There is a wealth of knowledge on women and girls’ exclusion from education, and the impact this has on societies and economies. However, governments, donors and policy makers continue to wrestle with how to tackle this challenge and get millions of the world’s poorest girls into school and learning. The GEC aims to change this. An exceptionally rigorous approach to monitoring and evaluation of the GEC projects is providing us with a unique and comprehensive resource for understanding how to overcome the factors which hinder the learning of disadvantaged girls.
The Girls’ Education Challenge aims to create lasting change, leaving a legacy of better opportunities and fewer barriers for future girls and boys. It goes beyond ensuring that girls enjoy the benefits of a full cycle of education and are equipped for further education and employment. We work with families, communities, schools, and governments to change attitudes and policy and create leaders with clear vision and high aspirations.
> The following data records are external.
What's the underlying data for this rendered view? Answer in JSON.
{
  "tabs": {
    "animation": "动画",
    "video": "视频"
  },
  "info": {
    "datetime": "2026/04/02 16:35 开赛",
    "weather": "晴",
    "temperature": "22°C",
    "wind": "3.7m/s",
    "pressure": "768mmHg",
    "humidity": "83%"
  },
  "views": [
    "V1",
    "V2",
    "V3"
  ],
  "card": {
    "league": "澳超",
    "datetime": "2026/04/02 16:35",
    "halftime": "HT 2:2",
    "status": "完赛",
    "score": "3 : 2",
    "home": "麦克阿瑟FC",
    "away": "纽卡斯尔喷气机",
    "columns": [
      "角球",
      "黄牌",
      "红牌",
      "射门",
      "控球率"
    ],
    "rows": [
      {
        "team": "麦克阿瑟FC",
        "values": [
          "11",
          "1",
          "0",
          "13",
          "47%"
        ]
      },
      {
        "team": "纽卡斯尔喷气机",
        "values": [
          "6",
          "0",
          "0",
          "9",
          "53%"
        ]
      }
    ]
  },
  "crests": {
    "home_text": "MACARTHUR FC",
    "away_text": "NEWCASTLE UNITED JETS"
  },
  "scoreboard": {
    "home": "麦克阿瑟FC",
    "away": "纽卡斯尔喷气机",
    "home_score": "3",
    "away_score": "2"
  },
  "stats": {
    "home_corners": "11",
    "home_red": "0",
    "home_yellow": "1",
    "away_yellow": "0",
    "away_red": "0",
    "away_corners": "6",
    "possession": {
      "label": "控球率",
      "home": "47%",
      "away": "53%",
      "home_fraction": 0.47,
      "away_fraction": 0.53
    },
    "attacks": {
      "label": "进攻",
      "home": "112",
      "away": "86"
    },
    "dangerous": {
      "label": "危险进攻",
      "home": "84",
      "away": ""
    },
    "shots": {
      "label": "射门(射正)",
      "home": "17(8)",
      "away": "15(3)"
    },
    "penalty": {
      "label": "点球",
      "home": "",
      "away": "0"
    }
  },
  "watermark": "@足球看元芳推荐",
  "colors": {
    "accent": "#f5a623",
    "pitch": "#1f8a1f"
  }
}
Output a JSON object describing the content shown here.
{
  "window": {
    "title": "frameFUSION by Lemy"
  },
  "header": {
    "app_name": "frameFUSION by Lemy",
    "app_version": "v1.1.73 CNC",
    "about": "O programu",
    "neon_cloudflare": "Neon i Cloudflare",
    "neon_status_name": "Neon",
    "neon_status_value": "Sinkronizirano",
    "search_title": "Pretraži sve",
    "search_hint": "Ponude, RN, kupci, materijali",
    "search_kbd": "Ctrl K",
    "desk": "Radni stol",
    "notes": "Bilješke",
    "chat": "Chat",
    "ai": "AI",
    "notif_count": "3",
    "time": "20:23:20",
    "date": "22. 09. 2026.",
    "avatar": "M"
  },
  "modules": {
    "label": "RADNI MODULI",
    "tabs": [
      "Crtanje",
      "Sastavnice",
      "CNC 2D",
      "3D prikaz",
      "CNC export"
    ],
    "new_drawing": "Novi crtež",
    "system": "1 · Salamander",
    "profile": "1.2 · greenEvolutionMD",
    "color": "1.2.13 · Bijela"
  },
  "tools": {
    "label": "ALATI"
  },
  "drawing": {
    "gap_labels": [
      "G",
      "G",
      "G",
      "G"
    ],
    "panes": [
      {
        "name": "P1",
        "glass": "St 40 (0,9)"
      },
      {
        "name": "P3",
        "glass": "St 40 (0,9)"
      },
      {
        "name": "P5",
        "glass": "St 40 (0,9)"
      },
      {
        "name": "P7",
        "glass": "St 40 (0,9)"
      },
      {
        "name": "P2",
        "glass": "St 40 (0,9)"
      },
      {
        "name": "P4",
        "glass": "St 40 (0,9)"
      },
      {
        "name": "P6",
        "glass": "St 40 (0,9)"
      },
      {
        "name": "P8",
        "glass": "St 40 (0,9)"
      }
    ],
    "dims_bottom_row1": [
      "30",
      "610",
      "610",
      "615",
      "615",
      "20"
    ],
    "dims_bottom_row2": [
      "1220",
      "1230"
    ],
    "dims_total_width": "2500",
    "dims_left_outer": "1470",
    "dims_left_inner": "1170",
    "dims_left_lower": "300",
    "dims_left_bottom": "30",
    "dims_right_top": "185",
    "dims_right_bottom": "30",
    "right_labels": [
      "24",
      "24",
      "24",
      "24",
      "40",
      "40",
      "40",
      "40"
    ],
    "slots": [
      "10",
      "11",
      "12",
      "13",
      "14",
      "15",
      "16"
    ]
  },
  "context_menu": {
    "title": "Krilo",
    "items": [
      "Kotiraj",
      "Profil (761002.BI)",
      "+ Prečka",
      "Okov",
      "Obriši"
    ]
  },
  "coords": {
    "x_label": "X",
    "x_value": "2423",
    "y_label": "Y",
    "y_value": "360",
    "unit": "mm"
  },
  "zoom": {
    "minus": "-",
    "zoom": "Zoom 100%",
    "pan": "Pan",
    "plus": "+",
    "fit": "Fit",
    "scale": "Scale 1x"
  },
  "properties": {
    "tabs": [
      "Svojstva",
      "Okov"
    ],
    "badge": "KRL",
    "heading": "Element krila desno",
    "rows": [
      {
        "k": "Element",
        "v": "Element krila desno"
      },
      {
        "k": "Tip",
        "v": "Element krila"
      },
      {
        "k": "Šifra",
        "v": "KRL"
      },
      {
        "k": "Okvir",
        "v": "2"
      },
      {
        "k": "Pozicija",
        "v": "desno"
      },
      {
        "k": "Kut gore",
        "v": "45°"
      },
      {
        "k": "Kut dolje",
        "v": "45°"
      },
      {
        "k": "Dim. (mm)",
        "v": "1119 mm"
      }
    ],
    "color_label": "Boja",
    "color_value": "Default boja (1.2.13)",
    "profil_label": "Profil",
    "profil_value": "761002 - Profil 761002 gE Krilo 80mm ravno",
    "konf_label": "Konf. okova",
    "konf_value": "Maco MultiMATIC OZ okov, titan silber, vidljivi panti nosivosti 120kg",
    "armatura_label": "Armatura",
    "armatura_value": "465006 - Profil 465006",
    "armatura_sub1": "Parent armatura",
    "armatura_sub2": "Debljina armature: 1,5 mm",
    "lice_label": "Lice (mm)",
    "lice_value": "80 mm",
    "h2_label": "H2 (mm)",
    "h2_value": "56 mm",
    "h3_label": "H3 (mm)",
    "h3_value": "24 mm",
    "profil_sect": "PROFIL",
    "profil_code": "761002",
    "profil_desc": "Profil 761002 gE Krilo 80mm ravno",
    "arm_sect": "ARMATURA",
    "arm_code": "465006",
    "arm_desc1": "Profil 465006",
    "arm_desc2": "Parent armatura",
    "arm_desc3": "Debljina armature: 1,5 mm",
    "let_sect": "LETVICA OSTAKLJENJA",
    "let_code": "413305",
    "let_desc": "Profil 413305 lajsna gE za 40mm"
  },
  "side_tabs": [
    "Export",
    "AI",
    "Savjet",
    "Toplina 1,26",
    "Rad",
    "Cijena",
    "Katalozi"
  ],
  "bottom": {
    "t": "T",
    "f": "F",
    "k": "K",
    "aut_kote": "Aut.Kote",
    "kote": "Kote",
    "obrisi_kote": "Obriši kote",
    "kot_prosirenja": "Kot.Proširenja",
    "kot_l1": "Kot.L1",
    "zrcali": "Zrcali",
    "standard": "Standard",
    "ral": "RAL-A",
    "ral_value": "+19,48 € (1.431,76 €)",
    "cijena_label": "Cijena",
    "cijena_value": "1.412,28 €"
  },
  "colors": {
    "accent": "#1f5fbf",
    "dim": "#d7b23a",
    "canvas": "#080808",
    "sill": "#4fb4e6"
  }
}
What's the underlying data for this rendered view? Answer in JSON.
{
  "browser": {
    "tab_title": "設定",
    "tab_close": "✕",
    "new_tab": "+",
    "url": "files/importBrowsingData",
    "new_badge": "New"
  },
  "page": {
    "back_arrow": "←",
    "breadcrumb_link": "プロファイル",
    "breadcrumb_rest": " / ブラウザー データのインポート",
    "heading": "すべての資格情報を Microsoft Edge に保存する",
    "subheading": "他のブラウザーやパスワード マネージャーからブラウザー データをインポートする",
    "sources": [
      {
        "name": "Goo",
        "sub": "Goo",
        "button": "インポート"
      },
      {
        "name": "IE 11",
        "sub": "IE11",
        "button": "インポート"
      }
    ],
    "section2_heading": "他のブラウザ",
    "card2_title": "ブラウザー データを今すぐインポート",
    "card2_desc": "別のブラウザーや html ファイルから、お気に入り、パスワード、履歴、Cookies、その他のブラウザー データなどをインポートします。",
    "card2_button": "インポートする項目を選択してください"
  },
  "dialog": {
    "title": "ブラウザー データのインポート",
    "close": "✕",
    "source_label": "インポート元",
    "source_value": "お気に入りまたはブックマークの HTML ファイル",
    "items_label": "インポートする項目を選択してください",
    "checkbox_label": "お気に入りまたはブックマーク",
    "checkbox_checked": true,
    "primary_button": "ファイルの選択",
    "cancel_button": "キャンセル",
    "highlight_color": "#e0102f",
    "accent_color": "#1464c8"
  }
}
Our work to date has already provided important lessons as to how this change can be achieved.
Thematic Reviews take data from the evaluations and other reports. They present findings and lessons on a topic against a backdrop of the current research and discourse. The papers are intended to inform and enhance the continuing implementation of GEC projects in the second phase, as well as to serve as a resource for planning by practitioners, policy makers and researchers.
Lessons from the Field are produced quarterly and share the lessons that are being learned by the GEC projects as their work progresses. They aim to support practitioners and policy-makers to understand what is happening on the ground, share best practice and be reassured that they are not alone in facing unexpected challenges. They highlight positive responses to some unexpected and tough challenges – together with a healthy dose of realism and a greater understanding of local situations and issues. Viewed across the portfolio and across the lifetime of the project, they aim to inform and improve future work and programmes.